В городе с непроизносимым названием Днепродзержинск беженцев выгрузили на берег, а потом пересадили на открытые железнодорожные платформы. Оказалось, что и на платформах можно жить. В отличие от поляков, русские не только почему-то были готовы попытаться их спасти, но и обращались с ними хорошо. По дороге они даже получали кашу на эвакопунктах, кипяток же обычно набирали в кубовых, но иногда наливали и прямо из паровоза, если кубовая на станции не работала или же поезд останавливался посреди леса. Всюду были беженцы. На платформах оказалось много таких же еврейских семей. Большая семья, жившая на платформе рядом с ними, всегда отправляла за кипятком и едой молодую, но плохо одетую женщину; и если неожиданно раздавался гудок, дедушка начинал кричать: «Зельда, Зельда? Ну где же ты ходишь? Дети, плачьте, ваша мама остается!» Еще одна женщина, с вечно несчастным и недовольным лицом, которая постоянно жаловалась на «условия переезда», как-то возмущенно сказала: «Какое безобразие!
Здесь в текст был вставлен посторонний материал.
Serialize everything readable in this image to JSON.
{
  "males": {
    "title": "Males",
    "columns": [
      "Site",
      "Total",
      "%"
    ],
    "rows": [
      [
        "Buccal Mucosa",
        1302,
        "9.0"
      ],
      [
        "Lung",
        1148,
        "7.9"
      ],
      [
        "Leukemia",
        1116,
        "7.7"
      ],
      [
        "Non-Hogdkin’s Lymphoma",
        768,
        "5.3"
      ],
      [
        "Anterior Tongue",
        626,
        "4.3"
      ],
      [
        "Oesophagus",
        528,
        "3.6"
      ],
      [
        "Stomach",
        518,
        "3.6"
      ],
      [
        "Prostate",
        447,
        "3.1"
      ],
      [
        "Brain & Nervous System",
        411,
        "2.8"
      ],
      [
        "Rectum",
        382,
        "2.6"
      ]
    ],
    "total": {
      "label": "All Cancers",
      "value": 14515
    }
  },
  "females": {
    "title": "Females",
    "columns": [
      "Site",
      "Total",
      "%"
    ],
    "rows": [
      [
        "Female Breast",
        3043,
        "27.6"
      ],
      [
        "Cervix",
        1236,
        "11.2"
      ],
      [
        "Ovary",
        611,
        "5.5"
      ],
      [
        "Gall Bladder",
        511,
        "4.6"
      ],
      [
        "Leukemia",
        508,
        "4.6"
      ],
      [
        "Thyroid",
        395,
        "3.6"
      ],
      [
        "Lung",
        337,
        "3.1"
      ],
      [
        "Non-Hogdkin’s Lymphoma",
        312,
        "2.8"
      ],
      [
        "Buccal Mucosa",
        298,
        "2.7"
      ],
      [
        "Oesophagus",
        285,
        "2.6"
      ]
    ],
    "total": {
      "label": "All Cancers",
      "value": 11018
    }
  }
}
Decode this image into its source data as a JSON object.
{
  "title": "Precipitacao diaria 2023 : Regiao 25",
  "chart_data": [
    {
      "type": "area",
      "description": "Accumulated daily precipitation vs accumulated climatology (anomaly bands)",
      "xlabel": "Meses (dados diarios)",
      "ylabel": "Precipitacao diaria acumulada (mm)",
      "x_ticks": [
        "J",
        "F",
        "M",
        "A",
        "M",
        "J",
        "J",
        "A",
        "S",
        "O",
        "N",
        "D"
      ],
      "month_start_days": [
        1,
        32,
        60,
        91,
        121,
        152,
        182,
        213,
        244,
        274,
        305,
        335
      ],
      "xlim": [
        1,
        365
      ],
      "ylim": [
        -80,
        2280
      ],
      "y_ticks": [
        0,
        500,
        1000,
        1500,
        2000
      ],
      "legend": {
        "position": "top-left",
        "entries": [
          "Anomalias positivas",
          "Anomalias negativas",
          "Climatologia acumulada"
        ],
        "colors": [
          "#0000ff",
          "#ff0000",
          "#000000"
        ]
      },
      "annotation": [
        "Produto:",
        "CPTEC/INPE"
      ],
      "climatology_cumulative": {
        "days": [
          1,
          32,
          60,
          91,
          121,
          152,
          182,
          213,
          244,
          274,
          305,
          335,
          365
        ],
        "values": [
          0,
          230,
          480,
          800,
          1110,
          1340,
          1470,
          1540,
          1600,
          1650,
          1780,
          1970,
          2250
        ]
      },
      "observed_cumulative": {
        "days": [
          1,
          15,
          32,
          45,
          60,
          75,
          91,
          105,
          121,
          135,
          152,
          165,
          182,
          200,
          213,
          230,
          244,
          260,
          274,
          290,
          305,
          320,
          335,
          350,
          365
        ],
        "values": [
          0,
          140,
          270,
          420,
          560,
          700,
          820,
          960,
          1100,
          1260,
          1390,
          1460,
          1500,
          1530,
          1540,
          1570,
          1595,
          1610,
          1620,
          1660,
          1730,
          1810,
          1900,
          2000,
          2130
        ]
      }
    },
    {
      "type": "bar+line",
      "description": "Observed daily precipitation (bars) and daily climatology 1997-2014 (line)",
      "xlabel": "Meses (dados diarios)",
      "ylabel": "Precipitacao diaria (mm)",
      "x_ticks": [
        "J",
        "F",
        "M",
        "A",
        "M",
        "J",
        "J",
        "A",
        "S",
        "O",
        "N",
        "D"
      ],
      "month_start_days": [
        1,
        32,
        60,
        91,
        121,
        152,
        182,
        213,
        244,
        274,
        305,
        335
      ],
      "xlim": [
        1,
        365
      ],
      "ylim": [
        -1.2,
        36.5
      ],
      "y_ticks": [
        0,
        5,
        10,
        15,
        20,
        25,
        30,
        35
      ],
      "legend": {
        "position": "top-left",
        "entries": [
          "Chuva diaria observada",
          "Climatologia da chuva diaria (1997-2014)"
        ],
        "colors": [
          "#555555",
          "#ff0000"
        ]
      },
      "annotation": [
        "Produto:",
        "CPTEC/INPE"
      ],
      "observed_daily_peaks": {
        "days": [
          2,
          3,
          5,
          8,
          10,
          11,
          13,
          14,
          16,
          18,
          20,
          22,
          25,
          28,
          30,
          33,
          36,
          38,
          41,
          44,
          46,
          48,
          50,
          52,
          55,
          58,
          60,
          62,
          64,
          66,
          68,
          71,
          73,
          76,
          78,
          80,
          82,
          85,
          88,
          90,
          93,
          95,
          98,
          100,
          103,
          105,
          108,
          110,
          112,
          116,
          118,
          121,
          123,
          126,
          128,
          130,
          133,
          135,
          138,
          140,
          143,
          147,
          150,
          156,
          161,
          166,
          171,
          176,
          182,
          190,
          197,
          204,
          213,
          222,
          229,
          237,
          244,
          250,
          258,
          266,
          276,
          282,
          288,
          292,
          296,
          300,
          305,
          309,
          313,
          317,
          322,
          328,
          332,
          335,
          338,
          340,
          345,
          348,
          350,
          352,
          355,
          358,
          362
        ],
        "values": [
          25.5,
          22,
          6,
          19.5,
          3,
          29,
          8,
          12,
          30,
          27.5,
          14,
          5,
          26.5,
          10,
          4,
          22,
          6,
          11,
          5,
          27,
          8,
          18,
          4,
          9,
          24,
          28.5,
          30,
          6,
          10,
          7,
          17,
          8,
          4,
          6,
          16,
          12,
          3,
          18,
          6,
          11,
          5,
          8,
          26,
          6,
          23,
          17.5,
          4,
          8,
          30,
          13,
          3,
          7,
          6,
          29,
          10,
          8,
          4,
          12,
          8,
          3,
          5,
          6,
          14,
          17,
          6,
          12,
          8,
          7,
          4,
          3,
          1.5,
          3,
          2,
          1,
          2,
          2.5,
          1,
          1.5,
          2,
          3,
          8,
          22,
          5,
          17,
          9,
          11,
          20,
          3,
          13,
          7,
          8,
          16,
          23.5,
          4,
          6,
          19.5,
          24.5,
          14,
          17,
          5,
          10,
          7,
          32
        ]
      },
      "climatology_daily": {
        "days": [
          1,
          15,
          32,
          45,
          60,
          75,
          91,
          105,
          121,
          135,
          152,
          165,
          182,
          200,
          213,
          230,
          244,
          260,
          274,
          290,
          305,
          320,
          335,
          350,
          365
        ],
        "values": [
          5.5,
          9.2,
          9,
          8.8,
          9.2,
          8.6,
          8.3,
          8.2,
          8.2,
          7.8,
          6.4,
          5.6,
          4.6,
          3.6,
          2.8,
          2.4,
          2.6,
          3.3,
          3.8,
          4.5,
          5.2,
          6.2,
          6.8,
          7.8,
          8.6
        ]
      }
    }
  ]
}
В другой раз буду умнее, возьму с собой перину». Тем не менее бомбежки постепенно прекратились, самолеты были слышны все меньше — и где-то в отдалении. Так на открытых платформах их довезли до дальней и безопасной Калмыкии, где прямо на станции беженцев стали делить между колхозами. Для доставки остатков вещей им выдали верблюда, но самим им до колхоза пришлось идти пешком. В колхозе их пристроили к разным работам, обычно тяжелым, но за трудодни давали пшеницу, так что они не голодали. Иногда они даже получали некошерное колхозное мясо, и тогда взрослые отдавали его детям, хотя сами и не ели. Буддизм калмыков был для беженцев столь чуждым и непонятным, что они предпочли поверить русским соседям, которые объяснили им, что калмыки молятся небу.

Весной сорок второго года война, которая казалась уже столь дальней, вдруг снова оказалась где-то совсем рядом, и калмыки сказали жене Исаака, что им лучше уехать. По неожиданной — только в военное время и ненаказуемой — доброте их вещи погрузили на телегу, которую перегоняли куда-то на восток, и даже выделили пшеницу «на дорогу». Они научились сами ее молоть, а как-то даже купили два каравая хлеба у чеченцев. Годл помнила, как на телеге — среди мешков с вещами — сидел старик Иоселе из соседней семьи с парализованной левой рукой; в правой он крепко держал кнут, но калмыцкую лошадь не бил, а прикрикивал на нее: «Но, пферделе, но, но, ин Эрец Исройл». Остальные волочились вслед за подводой. Так они прошли восточные предгорья Кавказа, раз за разом узнавая, что война все ближе, и постепенно добрели до Кизляра на Каспийском море, где у них забрали и лошадь и подводу. Небо снова разрывалось взрывами. Из Кизляра их переправили в Махачкалу. Впрочем, в Махачкале им пришлось остановиться, но потом товарными вагонами их перевезли в Баку, где они поселились на причале и стали ждать своей очереди на эвакуацию паромом. Здесь на причале было шумно и тесно; а на бетоне было холодно и неудобно спать. Но меньше чем через месяц все же подошла их очередь, и их перевезли паромом в Красноводск, на ту сторону Каспия. Здесь они снова поселились на причале, но все было как-то еще страшнее.